Collaboration drives progress in making key digital tools accessible to all
Monday, January 12, 2026

As campus colleges and units inventoried thousands of systems, websites, and files needing remediation to meet digital accessibility standards, it was clear a tall task was ahead.

With increased awareness, strong collaboration, and the right tools, the University of Iowa is making significant progress.

Facilities Management (FM) achieved a milestone recently when two of its most widely used applications reached full accessibility compliance.

FM@YourService is used to submit work requests across campus, while BuildUI serves as a central hub for capital project management and collaboration. In both systems, accessibility updates focused on clear form labeling, consistent navigation, and adherence to web-accessibility standards. The FM team relied on Google’s Lighthouse extension to identify gaps and conducted follow-up testing to validate compliance.

“We improved color contrast, added descriptive labels, ensured keyboard navigability, and verified compatibility with screen readers,” says Parthosarathy Basu Roy Choudhury, a senior application developer in FM. “After implementing these updates, we’ve observed noticeable improvements in usability and navigation consistency for all users, including those using assistive technologies.”

As applications evolve, the team is committed to ongoing review and developer education.

“Our next focus is to maintain compliance by periodically reviewing these applications for any regressions, continuing accessibility awareness among developers, and extending these standards to other applications,” Choudhury says.

Automated monitoring accelerates work on student systems

Similar progress is underway within Administrative Information Systems (AIS). AIS-Enterprise Student Systems supports the university’s major academic administrative applications, including MAUI (Made at the University of Iowa), MyUI, and various applications within ICON.

“We developed a tool that captures accessibility issues in real time as campus users interact with our applications,” says Bill Evanson, director of Enterprise Student Systems. “A dashboard built on top of that data allows management to track progress over time and helps developers quickly identify which pages need remediation.”

This data-driven approach has delivered major results. MyUI is fully remediated, and MAUI–which includes more than 3,400 pages–is now 99% remediated. Overall, the AIS-Enterprise Student Systems team has addressed accessibility issues across 97% of its application portfolio.

“Given the size of MAUI, without automated monitoring we would not have been able to make so much progress so quickly,” Evanson says.

AIS is committed to growing and adapting as systems continue to evolve.

“Applications are a moving target because new features are always being added, and we will continue to add new applications to our portfolio,” Evanson says. “Our automated monitoring will allow us to not only remediate existing issues but ensure that our applications remain accessible.”

Siteimprove helps website managers identify accessibility barriers

Beyond applications, the university is making progress across its large and complex website ecosystem.

Siteimprove, the platform used to monitor and report on web accessibility, has seen substantial growth this year. Nearly 900 additional UI websites were added to Siteimprove since January 2025, bringing the total to nearly 2,000 sites now actively scanned.

Website managers and developers review the reports to understand what they need to fix.

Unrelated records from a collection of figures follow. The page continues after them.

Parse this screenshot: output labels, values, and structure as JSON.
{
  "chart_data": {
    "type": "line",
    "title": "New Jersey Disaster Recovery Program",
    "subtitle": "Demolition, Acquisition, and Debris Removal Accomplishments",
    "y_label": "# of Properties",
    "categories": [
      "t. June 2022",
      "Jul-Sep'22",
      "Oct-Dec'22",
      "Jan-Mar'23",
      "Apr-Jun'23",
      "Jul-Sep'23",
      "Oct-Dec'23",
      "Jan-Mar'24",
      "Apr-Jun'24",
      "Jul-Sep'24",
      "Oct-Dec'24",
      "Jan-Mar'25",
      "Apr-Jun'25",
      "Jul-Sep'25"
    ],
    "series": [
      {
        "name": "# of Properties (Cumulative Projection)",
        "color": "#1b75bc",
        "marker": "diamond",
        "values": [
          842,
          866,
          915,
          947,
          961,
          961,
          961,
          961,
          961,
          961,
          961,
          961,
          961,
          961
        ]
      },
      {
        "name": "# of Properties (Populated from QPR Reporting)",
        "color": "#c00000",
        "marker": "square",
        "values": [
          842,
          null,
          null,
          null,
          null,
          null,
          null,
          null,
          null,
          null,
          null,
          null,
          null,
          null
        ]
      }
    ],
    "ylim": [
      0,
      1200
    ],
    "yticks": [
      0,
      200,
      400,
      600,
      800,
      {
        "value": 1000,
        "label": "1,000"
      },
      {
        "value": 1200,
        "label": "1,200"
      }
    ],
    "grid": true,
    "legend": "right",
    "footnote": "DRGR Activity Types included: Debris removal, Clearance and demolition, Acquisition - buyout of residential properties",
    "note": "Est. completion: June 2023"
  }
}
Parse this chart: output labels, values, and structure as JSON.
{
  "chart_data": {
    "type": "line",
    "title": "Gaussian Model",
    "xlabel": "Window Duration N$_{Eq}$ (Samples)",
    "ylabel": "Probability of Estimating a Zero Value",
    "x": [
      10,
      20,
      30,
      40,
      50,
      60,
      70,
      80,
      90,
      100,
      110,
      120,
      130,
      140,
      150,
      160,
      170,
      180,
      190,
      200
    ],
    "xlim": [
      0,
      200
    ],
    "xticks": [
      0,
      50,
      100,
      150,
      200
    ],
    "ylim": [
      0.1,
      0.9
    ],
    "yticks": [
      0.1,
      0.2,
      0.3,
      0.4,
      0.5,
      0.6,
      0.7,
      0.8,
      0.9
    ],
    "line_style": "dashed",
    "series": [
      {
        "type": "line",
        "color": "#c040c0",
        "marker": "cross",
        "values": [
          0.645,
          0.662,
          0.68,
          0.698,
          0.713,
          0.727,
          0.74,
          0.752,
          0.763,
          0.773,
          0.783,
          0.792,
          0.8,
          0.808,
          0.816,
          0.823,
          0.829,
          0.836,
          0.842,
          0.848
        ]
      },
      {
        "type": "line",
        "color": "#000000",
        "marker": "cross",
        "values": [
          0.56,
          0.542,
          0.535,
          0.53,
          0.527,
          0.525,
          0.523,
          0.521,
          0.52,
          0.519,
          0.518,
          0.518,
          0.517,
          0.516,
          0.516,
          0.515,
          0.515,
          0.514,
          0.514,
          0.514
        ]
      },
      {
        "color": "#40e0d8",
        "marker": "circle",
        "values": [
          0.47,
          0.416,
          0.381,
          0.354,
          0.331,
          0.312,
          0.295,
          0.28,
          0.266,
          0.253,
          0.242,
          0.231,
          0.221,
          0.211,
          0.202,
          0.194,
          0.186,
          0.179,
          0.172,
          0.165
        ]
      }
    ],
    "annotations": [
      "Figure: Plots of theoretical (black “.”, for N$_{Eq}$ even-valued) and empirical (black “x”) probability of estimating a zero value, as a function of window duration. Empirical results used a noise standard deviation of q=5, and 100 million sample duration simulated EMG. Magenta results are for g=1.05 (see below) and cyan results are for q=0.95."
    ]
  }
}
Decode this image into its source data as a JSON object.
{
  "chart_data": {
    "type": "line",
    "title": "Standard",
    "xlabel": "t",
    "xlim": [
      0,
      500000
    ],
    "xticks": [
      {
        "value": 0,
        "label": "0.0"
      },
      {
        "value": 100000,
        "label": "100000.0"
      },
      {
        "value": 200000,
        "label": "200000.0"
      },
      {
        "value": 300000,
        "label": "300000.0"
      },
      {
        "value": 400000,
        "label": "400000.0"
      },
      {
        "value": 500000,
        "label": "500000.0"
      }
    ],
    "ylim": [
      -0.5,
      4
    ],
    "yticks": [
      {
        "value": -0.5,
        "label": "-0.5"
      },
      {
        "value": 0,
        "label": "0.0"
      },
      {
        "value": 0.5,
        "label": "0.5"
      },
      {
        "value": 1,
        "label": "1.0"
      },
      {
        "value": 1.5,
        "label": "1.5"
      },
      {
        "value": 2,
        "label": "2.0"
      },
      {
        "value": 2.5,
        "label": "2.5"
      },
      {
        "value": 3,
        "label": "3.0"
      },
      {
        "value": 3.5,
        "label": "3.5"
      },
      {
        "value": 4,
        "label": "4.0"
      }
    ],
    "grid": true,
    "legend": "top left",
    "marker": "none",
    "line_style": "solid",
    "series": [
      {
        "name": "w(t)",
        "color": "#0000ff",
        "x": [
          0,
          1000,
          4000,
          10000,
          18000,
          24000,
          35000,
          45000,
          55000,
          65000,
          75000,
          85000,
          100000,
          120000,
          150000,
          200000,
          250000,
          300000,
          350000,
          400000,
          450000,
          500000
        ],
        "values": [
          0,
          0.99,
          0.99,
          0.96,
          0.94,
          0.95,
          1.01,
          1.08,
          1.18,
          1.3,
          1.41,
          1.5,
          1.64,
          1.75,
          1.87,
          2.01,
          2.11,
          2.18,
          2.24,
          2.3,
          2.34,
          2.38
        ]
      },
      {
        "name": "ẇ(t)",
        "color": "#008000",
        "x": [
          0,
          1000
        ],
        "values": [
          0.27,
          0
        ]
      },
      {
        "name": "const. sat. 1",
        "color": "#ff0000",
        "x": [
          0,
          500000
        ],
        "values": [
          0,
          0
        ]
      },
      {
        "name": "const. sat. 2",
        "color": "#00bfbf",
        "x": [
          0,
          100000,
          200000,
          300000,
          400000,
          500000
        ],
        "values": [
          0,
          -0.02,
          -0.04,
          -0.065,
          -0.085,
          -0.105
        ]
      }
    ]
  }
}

“We’re a large research university with thousands of websites and web experiences,” says Michael O’Neill, director of web strategy in the Office of Strategic Communication, who leads the web accessibility subcommittee for the university. “The growth in sites being scanned, along with the upward trend in average scores, tells us campus has increasing visibility into accessibility issues. Many units are making real improvements, but we still have significant work to do.”

That work includes expanding the inventory of campus websites. One college recently identified 350 additional public-facing sites not yet included in Siteimprove.

“We know there are still pockets of websites flying under the radar,” O’Neill says. “The number of sites in Siteimprove will continue to grow as we discover and add them.”

While average accessibility scores are improving, staff emphasize that the Americans with Disabilities Act (ADA) Title II Compliance report in Siteimprove is the more immediately actionable metric for compliance.

Some sites with high overall scores still have compliance issues, and others with lower scores have done the deep remediation work.

“That’s why looking past the headline number is so important,” O’Neill says.

For campus partners feeling overwhelmed or unsure where to begin, O’Neill says the key is to start the conversation. A good place to begin is the Accessible Iowa website, which includes resources, training opportunities, and the ability to ask the Accessibility Task Force questions.

"We want campus partners to use that door and let the task force help move them forward,” O’Neill says.